PRESIDENT'S ESSAY
Hamann and Schleiermacher
POSTED
March 14, 2012

In his introduction to Hermeneutics Reader: Texts of the German Tradition from the Enlightenment to the Present , Kurt Mueller-Vollmer gives us a very Hamannian Schleiermacher: “Man, the linguistic being, can be seen as the place where language articulates iself in each speech act and where each spoken utterance can be understood in relation to the totality of language. But man is also a constantly evolving mind and his speaking can only be understood as a moment in his mental life ( Tatsache im Denkenden ) . . . . Through verbal articulation the mental fact becomes exemplary. This is so because for Schleiermacher mental facts articulated as speech are not independent of language. Or, in Schleiermacher’s own words: ‘Speech as mental fact cannot be understood if it is not understood as linguistic signification ( Sprachbezeichnung ), because the innate nature of language modifies our mind.’”

This Schleiermacher is not guilty of psychologism since “even the purely intentional mental side of speech - speech as a mental phenomenon - is not free from language. It is always conditioned and modified by its linguistic form.” Yet Schleiermacher doesn’t believe we are confined to the prison of language, since language “while it forces patterns upon thought, in return must suffer the influence, the labor of thought upon it.”

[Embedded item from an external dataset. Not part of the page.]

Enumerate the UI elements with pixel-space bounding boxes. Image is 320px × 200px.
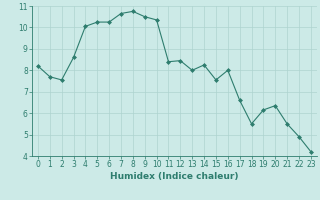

The echoes of Hamann are not accidental.

In an essay in The Cambridge Companion to Friedrich Schleiermacher (Cambridge Companions to Religion) , Andrew Bowie notes that Hamann’s critique of Kant “influenced some of the most important subsequent thinking about language in Germany, including that of Schleiermacher. Hamann argues that ‘words are both pure and empirical intuitions as well as pure and empirical concepts : empircal because the sensation of sight or sound is affected by them, pure in so far as their meaning is not determined by anything which belongs to those sensations.’” In other words, “Words would not have meanings if they were merely objects in the world, so they require spontaneous cognitive activity associated with concepts, but meanings would not be possible without the objective existence of the signifier.”

Schleiermacher took this to heart, since he found in Hamann the notion that “aspects of both structuralism and intentionalism are inescapable in any serious engagement with a text.”

If Schleiermacher is indebted to Hamann, perhaps he did a better job of countering, and not merely accommodating, Kant than is usually thought.